A Novel Learning Algorithm for Bayesian Network and Its Efficient Implementation on GPU
This work addresses the bottleneck of scaling Bayesian network inference for complex systems like gene-regulatory pathways, though it is incremental as it builds on existing MCMC and GPU acceleration methods.
The paper tackles the computational inefficiency of MCMC for Bayesian network learning in large networks by implementing a novel algorithm on GPU with memory-saving and task-assigning strategies, achieving a 10-fold acceleration per iteration and enabling application to networks with over 60 nodes.
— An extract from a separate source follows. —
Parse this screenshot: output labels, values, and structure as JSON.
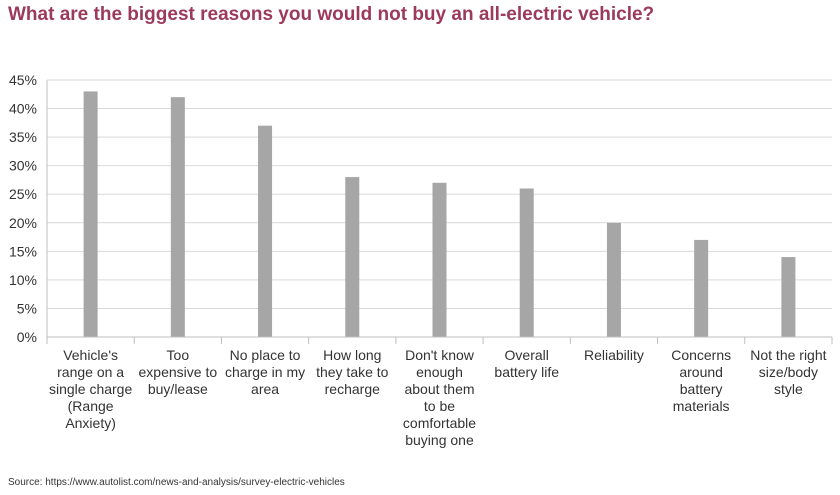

Computational inference of causal relationships underlying complex networks, such as gene-regulatory pathways, is NP-complete due to its combinatorial nature when permuting all possible interactions. Markov chain Monte Carlo (MCMC) has been introduced to sample only part of the combinations while still guaranteeing convergence and traversability, which therefore becomes widely used. However, MCMC is not able to perform efficiently enough for networks that have more than 15~20 nodes because of the computational complexity. In this paper, we use general purpose processor (GPP) and general purpose graphics processing unit (GPGPU) to implement and accelerate a novel Bayesian network learning algorithm. With a hash-table-based memory-saving strategy and a novel task assigning strategy, we achieve a 10-fold acceleration per iteration than using a serial GPP. Specially, we use a greedy method to search for the best graph from a given order. We incorporate a prior component in the current scoring function, which further facilitates the searching. Overall, we are able to apply this system to networks with more than 60 nodes, allowing inferences and modeling of bigger and more complex networks than current methods.